Newswise — COLUMBUS, Ga. — A leading Columbus State University supporter, J. Kyle Spencer, has donated to CSU Archives one of the most comprehensive collections of the early maps of Georgia.

“These maps represent the emergence of the people of Georgia as a state,” said Mark Flynn, CSU’s dean of libraries, which houses the Archives. “It’s all about our history and shows how land transformation relates to our history.”

Before becoming part of the CSU Archives on the top floor of CSU’s Schwob Memorial Library on main campus, a sampling of the maps will be on display as the J. Kyle Spencer Map Exhibition from April 19-June 14 at the W.C. Bradley Co. Museum, (1017 Front Avenue).

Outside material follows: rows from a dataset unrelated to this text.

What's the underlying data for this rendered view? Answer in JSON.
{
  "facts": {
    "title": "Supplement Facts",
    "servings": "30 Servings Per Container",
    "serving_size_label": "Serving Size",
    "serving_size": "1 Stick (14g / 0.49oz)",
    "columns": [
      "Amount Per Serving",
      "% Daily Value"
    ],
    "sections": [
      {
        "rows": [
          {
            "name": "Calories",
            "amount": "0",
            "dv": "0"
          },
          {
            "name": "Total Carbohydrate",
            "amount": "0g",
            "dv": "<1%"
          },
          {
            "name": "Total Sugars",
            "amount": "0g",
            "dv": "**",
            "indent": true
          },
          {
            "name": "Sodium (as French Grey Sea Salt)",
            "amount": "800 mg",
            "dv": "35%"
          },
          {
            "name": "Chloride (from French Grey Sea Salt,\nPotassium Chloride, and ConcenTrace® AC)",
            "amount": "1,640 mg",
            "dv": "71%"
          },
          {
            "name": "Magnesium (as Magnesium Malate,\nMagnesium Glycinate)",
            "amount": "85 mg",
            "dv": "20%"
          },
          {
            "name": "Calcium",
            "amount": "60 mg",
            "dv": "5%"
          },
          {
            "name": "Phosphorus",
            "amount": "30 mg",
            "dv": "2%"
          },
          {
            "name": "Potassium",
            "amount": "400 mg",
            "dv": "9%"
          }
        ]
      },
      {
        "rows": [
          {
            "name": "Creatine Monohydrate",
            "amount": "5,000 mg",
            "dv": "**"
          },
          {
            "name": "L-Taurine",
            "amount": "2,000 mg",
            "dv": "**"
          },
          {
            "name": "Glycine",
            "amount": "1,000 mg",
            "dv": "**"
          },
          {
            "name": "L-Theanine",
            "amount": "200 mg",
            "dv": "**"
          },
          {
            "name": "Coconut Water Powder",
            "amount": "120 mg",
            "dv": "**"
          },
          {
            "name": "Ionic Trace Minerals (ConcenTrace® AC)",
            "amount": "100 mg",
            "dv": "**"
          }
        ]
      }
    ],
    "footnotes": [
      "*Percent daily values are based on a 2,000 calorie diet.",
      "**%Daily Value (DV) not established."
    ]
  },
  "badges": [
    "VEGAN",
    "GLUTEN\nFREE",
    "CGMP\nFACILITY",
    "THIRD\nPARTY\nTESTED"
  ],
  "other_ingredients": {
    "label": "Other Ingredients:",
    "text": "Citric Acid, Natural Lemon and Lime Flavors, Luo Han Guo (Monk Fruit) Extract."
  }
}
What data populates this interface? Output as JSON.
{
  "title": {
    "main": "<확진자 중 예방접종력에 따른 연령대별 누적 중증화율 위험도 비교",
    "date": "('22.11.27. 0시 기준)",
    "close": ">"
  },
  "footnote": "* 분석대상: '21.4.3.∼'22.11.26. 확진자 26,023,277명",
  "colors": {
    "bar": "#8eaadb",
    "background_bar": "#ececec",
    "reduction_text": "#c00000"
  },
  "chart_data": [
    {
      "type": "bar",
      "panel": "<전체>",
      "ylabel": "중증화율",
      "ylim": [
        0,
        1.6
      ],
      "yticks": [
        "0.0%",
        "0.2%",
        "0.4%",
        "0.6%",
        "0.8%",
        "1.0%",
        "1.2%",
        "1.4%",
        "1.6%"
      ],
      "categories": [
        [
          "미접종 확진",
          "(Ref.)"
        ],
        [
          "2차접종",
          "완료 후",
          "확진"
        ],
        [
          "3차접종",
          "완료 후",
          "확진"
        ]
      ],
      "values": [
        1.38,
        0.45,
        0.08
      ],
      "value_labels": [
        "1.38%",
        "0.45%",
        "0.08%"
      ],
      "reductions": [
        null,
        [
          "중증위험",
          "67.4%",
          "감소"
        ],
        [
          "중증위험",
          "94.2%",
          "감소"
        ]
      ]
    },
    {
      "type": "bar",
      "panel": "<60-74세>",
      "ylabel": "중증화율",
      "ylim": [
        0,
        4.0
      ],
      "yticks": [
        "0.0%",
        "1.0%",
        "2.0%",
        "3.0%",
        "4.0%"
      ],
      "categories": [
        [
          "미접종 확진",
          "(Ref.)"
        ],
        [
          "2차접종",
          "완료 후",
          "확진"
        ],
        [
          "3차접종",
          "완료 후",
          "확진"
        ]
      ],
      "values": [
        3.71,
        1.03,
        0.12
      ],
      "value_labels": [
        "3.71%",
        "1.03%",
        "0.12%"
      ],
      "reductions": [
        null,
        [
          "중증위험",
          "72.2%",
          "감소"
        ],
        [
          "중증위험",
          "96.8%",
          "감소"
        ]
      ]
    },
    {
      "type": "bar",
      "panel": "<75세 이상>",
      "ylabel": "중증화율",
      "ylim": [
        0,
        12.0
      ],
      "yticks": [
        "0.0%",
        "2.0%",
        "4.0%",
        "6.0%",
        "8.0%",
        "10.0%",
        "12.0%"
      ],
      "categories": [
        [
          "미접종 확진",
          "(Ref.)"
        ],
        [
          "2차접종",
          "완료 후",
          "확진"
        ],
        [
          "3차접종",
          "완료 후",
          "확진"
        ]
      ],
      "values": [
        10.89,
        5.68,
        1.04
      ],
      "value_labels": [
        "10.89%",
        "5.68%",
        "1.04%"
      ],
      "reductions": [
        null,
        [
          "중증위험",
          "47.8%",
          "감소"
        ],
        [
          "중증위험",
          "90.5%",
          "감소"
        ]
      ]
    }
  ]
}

The exhibition is sponsored by the CSU Archives of Columbus State Libraries and the W.C. Bradley Co. An opening reception will be held from 6 p.m. – 8 p.m. Friday, April 19 at the museum with a gallery talk to begin at 6:30 p.m.

Additionally, to help celebrate the Spencer map collection, Ken Jennings, the famed Jeopardy! champion and author of the New York Times Bestseller, “Maphead, Charting the Wide, Weird World of Geography Wonks” will be here April 23, 2013 at 7 p.m. at Riverside Theatre downtown for a lecture that is free and open to the public.

Flynn stressed the unique nature of the collection.

“This would be a rare collection to find,” he said. “You may find these maps at other collections. But to have all of this in Columbus, where people who are interested in geography and how it shaped our lives can use them, you don’t have to travel (to Atlanta or Athens). You could come here.”

The collection will reside in the CSU Archives, along with over 5,000 linear feet of archival material, including maps, architectural drawings, photographs, audio recordings and video recordings. The Spencer collection will include the first maps to identify the Margravate of Azilia, the precursor to James Oglethorpe’s colony and the first cartographic works to delineate Georgia.

Spencer, a senior member of the CSU Foundation, has collected maps dealing with the American colonies and Georgia for more than 30 years. The Georgia material includes the first cartographic images of the colony and the first rendering of the state on a wall map scale. The numerous Georgia works allow an observer to trace the disappearance of the Indians and the westward growth of the state’s counties.

This collection of Georgia maps is considered important to scholars because geographers can study them as works of cartography. Additionally, they can be used to teach the state’s history as this collection of maps depicts the removal of the Creek and Cherokee Indians and defines the growth of counties, always an important theme in Georgia history.

“The Georgia maps being donated by J. Kyle Spencer to the CSU Archives will make this repository equal to any in terms of the antiquity and range of images portraying the cartography of the Empire State of the South,” said John Lupold, professor emeritus of history at Columbus State.

During the April 19-June 14 exhibition, admission to the W.C. Bradley Co. Museum is free to the public. The gallery housing the map samples will be open from 8 a.m.-5 p.m. on weekdays, until 8 p.m. on Friday, April 26, from 8 a.m.-5 p.m. on Saturday, April 27 and from 1-5 p.m. on Sunday, April 28.